Während Jahren duldete der Kanton Bern Naturärzte ohne Berufsbewilligung – ein entsprechendes Regelwerk fehlte. Dass dieses Vakuum nun mit Richtlinien gefüllt wird, ist löblich. Stossend hingegen ist das Vorgehen der Berner Gesundheitsdirektion respektive des zuständigen Kantonsarztamts: Wer im Bernbiet bislang mit Naturmedizin – etwa als Homöopath, Akupunkteurin oder Osteopath – den Lebensunterhalt verdient hat, dem droht nun von einem Tag auf den andern ein faktisches Berufsverbot.

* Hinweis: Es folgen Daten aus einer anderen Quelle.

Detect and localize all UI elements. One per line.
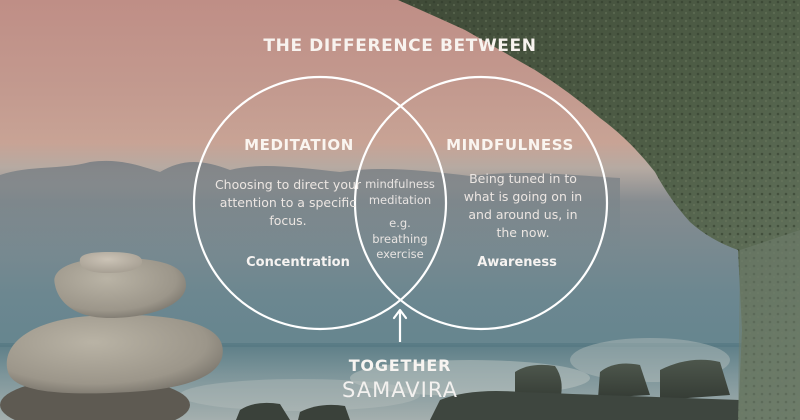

Auch Irma Flury (Name geändert) darf trotz 13-jähriger Berufspraxis eigentlich nicht praktizieren. Im März 2004 hatte die Homöopathin ihr Gesuch um Berufsbewilligung eingereicht. Mehr als ein Jahr später erhielt sie abschlägigen Bescheid – es fehlten Ausbildungsstunden. Eine Übergangsfrist wurde ihr nicht gewährt. Dass Irma Flury dennoch weiter arbeiten kann, verdankt sie dem Umstand, dass sie ihr Gesuch erneut eingereicht hat.

«Wir empfehlen den Betroffenen, Rekurs einzulegen, da dieser aufschiebende Wirkung hat und sie dann weiterpraktizieren können. Schliesslich geht es um die Existenz dieser Leute», sagt Edgar Ilg, Geschäftsführer der Naturärzte-Vereinigung der Schweiz. Er weiss von «50 bis 100» ähnlich gelagerten Fällen.

Dass sich die Verfahren verzögerten und so wertvolle Zeit zum Auffüllen der Ausbildungslücken verstrich, erklärt der zuständige Kantonsarzt Hans Gerber mit der grossen Anzahl Gesuche und dem Umstand, dass erst eine Fachkommission konstituiert werden musste. Und das Problem der Übergangsfristen? «Die können nicht gewährt werden, weil die Berufsausübung für Naturärzte bis Anfang 2002 illegal war.»